The hydrogen bond in ɛ-turns hence forms a pseudo-cycle with eleven member atoms rather than seven. However, a γ-turn may actually be included in an ɛ-turn (Toniolo et al. 2017).

ɛ-Turns have been classified in six different families and can be found in proteins in isolation or as part of hairpin motifs that consist of a pair of anti-parallel β-strands.

The shorter a turn gets the fewer options there are for main-chain reversal due to steric constraints.

However, even a δ-turn, a turn consisting of only two residues, is possible: for example, if the turn begins with a flexible residue such as a glycine (GLY) which is followed by a proline (PRO) in a semi-extended conformation, and the pair assumes the cis-conformation (i.e., the dihedral angle of the peptide bond between the two residues is close to zero, ω ≈ 0°), then sterical hindrance is not too large (Toniolo et al. 2015).

Just like ɛ-turns, δ-turns can be stabilised by a hydrogen bond that has a direction opposite to hydrogen bonds found in longer turns.

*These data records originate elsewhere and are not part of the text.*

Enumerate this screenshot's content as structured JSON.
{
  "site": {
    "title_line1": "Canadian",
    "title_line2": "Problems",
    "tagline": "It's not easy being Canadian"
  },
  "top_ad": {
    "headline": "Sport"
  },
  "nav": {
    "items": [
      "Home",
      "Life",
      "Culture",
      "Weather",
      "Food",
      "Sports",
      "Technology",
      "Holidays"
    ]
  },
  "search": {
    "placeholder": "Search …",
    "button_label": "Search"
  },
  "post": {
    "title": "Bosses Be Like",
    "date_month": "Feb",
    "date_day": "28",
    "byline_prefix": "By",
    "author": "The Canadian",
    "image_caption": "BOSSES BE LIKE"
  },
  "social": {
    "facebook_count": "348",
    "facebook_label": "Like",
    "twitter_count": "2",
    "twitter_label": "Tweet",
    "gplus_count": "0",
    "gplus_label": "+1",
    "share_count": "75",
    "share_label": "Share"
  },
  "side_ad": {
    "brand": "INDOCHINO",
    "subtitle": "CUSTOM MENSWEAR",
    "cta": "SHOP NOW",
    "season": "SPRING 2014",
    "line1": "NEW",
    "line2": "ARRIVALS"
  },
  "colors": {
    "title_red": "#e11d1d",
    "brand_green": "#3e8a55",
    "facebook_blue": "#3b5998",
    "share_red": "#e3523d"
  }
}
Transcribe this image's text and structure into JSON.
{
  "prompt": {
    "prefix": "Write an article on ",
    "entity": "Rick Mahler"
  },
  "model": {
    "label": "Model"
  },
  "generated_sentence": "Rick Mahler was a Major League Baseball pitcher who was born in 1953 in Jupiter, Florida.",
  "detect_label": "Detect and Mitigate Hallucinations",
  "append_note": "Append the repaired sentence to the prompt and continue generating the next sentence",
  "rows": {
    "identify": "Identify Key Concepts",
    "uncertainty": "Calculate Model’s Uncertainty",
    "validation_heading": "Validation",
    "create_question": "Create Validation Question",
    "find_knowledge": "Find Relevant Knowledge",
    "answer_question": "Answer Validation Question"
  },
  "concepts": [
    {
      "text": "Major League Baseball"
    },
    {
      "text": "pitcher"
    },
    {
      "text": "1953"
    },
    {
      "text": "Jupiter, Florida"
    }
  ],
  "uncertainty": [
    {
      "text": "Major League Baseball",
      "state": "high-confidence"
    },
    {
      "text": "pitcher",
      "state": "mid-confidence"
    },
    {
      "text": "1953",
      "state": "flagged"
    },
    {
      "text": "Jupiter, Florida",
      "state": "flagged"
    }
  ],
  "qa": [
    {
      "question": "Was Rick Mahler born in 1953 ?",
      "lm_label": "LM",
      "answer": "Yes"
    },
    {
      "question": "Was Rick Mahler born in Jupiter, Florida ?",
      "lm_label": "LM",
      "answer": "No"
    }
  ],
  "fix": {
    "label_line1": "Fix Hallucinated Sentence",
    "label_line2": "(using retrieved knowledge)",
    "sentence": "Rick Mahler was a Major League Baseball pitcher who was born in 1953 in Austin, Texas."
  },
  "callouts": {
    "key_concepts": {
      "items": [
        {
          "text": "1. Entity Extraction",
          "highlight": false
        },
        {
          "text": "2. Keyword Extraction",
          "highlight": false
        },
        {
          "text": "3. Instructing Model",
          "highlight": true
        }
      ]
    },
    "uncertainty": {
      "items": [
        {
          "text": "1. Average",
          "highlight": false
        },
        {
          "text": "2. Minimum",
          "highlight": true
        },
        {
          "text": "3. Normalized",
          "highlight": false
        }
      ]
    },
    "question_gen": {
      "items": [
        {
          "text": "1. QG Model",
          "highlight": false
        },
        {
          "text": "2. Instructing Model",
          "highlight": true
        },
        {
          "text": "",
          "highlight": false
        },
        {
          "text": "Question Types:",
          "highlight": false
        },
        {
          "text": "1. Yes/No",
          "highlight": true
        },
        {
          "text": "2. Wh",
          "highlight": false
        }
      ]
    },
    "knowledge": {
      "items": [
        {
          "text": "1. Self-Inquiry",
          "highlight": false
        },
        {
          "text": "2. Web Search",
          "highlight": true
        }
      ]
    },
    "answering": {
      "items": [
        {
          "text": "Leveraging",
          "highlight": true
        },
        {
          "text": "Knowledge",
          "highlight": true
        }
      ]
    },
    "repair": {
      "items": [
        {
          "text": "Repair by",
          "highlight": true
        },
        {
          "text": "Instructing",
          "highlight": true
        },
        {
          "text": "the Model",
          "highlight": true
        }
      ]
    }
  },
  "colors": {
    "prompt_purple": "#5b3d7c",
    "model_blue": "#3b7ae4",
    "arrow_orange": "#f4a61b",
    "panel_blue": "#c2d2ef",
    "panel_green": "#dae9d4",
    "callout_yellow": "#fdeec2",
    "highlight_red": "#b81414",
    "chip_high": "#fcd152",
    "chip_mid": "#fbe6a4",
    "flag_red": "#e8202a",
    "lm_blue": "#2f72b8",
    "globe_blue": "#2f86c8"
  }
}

'Random coil' usually refers to any local polypeptide structure that lacks a well-defined or periodic pattern of hydrogen bonds and thus cannot be ascribed to any of the other classes of secondary structure. This typically includes loops that connect segments with defined secondary structure. However, the term is somewhat misleading because segments with random coil structure usually are neither coiled nor randomly structured.

It is true that random coil segments are often more flexible and their dihedral angles don't follow canonic definitions but rather populate a distribution of values that give rise to an ensemble of conformations (Smith et al. 1996). This holds usually true for terminal segments at the ends of the polypeptide chain and solvent-exposed loops at the protein surface.

However, even random coil structure can be subjected to a certain level of classification and loops are not always necessarily highly flexible. For example, the omega loop is a non-regular structure comprising six or more residues that lacks well-defined dihedral angles or a pattern of hydrogen bonding, but is often found to have limited flexibility. It can be identified by the fact that the first and last residue of the loop are in close vicinity to each other; they act as hinge points and gives rise to the loop's eponymous shape that resembles a Greek omega, Ω (Papaleo et al. 2016).